To convert each word into a numerical representation I will be using a pre-built version of Googles Word2Vec model. The model contains a vocabulary of 3 million words/phrases which was trained on 100 billion news articles. An example of the implementation in Python can be seen [here]. The output from the model is a vector of 300 numbers.
In its basic form you can give the model a word or phrase, if that word or phrase is in the models vocabulary it will return 300 numbers representing that word or phrase.
To visualise the data, the 300 numbers are run through a dimensionality reduction technique – t-Distributed Stochastic Neighbor Embedding (t-SNE). This is done as it would be difficult to plot 300 dimensions, so they are reduced to just 2 (x, y). t-SNE is commonly used with this type of data and a more detailed explanation can be found [here]

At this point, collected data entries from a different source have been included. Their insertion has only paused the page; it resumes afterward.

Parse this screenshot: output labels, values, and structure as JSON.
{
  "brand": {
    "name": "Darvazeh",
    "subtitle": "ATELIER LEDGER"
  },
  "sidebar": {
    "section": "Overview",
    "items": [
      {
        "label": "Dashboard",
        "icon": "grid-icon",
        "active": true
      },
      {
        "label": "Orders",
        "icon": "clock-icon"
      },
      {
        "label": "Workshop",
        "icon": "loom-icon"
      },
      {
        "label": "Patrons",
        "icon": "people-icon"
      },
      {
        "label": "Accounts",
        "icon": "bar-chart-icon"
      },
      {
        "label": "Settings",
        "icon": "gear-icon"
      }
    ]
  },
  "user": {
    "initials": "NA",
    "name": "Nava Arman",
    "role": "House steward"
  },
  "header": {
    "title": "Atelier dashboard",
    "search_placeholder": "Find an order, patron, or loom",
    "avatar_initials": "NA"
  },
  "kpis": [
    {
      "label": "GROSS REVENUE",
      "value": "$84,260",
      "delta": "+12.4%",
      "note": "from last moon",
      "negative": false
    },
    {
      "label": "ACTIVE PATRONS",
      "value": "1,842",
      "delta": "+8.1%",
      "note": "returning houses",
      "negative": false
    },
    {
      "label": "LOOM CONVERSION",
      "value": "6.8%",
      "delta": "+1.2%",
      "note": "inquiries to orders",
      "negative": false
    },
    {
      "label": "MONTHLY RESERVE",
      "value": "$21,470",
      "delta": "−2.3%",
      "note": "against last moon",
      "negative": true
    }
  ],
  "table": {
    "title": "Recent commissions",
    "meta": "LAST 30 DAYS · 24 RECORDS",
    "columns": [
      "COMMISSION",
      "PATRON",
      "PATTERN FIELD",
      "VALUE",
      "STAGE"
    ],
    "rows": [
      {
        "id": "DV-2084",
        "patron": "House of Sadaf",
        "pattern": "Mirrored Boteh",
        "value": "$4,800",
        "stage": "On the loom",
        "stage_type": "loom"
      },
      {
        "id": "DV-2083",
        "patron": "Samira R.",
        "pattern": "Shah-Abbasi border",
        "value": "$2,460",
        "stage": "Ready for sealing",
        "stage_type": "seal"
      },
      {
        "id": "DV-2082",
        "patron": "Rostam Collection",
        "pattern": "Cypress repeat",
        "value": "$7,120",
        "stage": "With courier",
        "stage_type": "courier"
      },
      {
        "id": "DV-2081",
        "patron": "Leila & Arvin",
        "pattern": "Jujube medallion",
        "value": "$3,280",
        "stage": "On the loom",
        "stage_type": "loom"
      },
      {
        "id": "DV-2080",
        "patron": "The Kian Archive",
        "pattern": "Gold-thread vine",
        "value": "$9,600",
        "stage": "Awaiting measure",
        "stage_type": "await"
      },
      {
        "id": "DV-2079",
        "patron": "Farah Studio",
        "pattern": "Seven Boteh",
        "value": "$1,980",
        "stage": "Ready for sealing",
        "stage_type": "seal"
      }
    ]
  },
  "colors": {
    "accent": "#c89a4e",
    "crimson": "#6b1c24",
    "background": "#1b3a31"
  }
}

Here I aim to demonstrate why this is important.
To generate the results I run 374 words though the word2vec model. The 374 words included 137 last names, 98 company names, 98 first names and 41 cities.
When run through the word2vec model the output was as an array of (374, 300). Using t-SNE the final result was (374, 2), so 374 words each with 2 numerical values. Again, t-SNE reduced the number of dimensions from 300 to just 2 for visualation purposed (we could have also reduced to 3 dimensions).
Now lets plot the numerical data.
Here is started to become evident why Word2Vec is a good method for converting text data into a numerical representation. This can be seen when considering the groups of each type. At the top we can see a group of CITIES (green), to the right we can see a dispersed group of LAST NAMES (red) and to the middle we can see an array of COMPANY (orange) names.
More interestingly we can see the FIRST NAMES (blue) on the left. Not only has it grouped the FIRST NAMES is has also seperated them out into male and female names.
A clearer example of this can be seen below.
Why is this important? What is the point?
The main importance is how the words are handled. For example [‘John’,’Jim’,’Dave’] are names, in any sentence containing them they can be interchanged without it impacting the sentence. When run through the Word2Vec model this is supported by each name been given approximately the same values (they would be close to each other). However, if be took [‘John’,’Jim’,’London’] the [‘John’,’Jim’] would be similar whereas [‘London’] would be dissimilar.
Therefore, values generated by the word2vec model for names would be be similar, values for cities would be similar, etc.